Buffy Summers, meet Kamala Khan

Buffy the Vampire Slayer debuted on US television 18 years ago yesterday. It was first shown on British TV a few months later, and I was immediately hooked; my cat Spike was named after the cynical blond vampire.

It is widely reportedwidely reported that the character of Buffy came to Whedon the horror film fan after watching yet another expendable blonde young woman scream and die. What would happen if that screaming blonde turned out to have the power to fight back? And thus Buffy, Willow, Xander and the gang were born.

Teenage girls have an anomalous position in popular culture; culture marketed to them is routinely mocked (One Direction, Twilight); they face ridicule and bullying on social media for expressing these interests and they   see their “role models” sexualised, brutalised or erased on the screens, whether in the cinema, TV or in gaming.

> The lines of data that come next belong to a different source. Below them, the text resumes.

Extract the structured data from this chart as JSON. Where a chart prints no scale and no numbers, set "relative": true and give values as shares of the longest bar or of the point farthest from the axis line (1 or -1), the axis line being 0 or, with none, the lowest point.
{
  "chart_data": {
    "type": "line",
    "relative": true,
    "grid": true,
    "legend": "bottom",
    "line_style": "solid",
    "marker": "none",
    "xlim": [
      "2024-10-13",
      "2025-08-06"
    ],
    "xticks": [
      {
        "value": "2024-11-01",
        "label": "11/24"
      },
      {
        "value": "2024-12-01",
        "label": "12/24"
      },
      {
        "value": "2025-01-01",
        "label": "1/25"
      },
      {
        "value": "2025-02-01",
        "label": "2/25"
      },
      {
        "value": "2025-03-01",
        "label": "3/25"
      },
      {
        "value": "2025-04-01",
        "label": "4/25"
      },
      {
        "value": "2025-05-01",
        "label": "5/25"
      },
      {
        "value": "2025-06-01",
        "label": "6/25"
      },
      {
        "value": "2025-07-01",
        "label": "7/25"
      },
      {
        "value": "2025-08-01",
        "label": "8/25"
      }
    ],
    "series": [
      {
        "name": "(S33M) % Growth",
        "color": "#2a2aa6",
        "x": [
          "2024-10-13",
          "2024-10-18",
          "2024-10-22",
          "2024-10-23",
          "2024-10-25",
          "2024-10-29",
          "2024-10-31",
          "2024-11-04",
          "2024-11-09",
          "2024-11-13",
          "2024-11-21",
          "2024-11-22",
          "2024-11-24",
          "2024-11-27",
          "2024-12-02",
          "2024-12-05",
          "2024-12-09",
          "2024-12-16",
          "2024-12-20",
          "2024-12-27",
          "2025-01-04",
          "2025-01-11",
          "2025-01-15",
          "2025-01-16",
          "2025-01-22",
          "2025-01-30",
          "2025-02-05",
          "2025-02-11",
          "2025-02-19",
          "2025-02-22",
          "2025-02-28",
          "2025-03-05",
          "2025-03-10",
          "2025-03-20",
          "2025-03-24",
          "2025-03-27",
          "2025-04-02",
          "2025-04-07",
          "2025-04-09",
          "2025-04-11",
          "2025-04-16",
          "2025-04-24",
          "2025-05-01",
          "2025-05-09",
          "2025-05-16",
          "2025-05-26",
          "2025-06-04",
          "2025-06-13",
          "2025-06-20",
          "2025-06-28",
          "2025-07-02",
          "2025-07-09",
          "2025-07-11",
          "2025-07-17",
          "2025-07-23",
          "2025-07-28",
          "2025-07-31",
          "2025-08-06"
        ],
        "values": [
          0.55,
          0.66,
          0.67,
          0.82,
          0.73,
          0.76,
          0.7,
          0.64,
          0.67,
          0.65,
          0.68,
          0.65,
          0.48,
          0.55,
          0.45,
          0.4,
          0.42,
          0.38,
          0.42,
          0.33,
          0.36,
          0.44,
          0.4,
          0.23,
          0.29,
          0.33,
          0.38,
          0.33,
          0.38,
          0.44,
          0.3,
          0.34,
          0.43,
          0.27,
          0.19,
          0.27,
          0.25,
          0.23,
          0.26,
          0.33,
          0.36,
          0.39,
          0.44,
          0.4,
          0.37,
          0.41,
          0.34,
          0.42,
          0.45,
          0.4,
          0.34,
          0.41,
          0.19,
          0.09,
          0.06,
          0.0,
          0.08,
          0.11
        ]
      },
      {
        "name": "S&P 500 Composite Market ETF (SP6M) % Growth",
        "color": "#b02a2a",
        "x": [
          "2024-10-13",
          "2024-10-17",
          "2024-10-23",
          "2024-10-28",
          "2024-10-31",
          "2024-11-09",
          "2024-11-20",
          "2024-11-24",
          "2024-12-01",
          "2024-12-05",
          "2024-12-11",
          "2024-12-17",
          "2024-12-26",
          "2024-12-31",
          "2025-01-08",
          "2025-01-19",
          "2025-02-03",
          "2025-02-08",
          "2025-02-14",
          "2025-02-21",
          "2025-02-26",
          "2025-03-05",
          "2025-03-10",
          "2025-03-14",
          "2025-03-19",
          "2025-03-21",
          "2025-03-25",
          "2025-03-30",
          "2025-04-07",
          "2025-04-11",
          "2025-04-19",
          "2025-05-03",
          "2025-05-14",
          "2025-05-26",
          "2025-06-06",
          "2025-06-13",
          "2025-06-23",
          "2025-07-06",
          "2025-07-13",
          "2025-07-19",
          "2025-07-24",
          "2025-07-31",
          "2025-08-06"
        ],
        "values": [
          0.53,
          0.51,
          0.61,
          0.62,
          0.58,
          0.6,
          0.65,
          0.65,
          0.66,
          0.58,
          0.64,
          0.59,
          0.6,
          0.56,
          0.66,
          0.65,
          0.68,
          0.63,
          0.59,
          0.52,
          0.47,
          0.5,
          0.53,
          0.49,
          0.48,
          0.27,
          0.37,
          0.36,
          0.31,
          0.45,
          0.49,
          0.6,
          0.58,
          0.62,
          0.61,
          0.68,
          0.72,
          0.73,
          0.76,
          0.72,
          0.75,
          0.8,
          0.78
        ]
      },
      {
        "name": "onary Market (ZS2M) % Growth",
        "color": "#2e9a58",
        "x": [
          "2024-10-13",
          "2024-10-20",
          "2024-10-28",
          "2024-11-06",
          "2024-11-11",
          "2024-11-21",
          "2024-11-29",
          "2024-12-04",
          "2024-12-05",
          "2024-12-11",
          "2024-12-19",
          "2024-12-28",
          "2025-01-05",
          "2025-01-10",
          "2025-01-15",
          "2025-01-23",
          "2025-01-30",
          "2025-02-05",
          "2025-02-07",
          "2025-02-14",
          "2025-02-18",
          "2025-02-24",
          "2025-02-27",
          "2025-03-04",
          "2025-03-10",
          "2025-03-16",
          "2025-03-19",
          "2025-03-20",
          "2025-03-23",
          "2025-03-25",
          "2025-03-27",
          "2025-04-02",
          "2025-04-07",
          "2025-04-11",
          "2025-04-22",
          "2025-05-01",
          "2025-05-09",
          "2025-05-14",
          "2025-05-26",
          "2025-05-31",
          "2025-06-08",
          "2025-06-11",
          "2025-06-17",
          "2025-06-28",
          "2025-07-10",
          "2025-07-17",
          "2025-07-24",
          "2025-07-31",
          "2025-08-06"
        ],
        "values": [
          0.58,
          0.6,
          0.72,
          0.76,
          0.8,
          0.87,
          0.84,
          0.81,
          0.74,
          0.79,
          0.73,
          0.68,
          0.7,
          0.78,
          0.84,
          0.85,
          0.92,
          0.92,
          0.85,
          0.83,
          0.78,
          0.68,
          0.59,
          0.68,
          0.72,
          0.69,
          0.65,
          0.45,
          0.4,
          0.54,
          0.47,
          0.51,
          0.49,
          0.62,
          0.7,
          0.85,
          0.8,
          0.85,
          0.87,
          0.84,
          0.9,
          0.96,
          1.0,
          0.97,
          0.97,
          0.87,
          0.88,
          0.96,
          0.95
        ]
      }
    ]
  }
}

However, there are positive figures- in the neoliberal, individualistic world of Hunger Games, Divergent and other dystopias, and in the comic book world of Kamala Khan, Ms Marvel.

Volume 1 of Ms Marvel: No Normal (Wilson and Alphona, 2014) introduces Kamala, a 16 year old Pakistani American woman from Jersey City. She develops shape changing powers when a mysterious fog engulfs the riverside party she has sneaked out to and she meets Captain America and Captain Marvel. She then rescues a classmate who has fallen in the river.

Initially Kamala adopts the persona of the previous Miss Marvel (blonde, busty and skimpily dressed) but feels uncomfortable. She adapts the costume of a superhero so that it is modest, but still totally kick-ass.

Like Buffy, Kamala may have the duty to use her powers for good, but she is still a high school student and a daughter, and for Kamala the stakes are higher- as well as parents, Kamala also has a highly religious brother to contend with. Further, Kamala may feel frustrated by the restrictions placed upon her by her family and community culture, but she has no desire to leave it. She is a Muslim, and a key conversation with her friend Nakia takes place at her mosque.

Buffy is underestimated because her blonde cheerleader appearance leads society to both objectify and despise her. Kamala is underestimated in hers because society, in the guise of “concern troll” Zoe (p. 2), sees her as a potential victim of her culture.

Volume 2 of Ms Marvel is published at the end of this month. I’m very excited to see where G. Willow Wilson takes her next, and I do hope that at future ComicCons and other fantasy and SF cons there will be fans cosplaying her. Who knows? Perhaps there will be little Ms Marvels at future World Book Day events.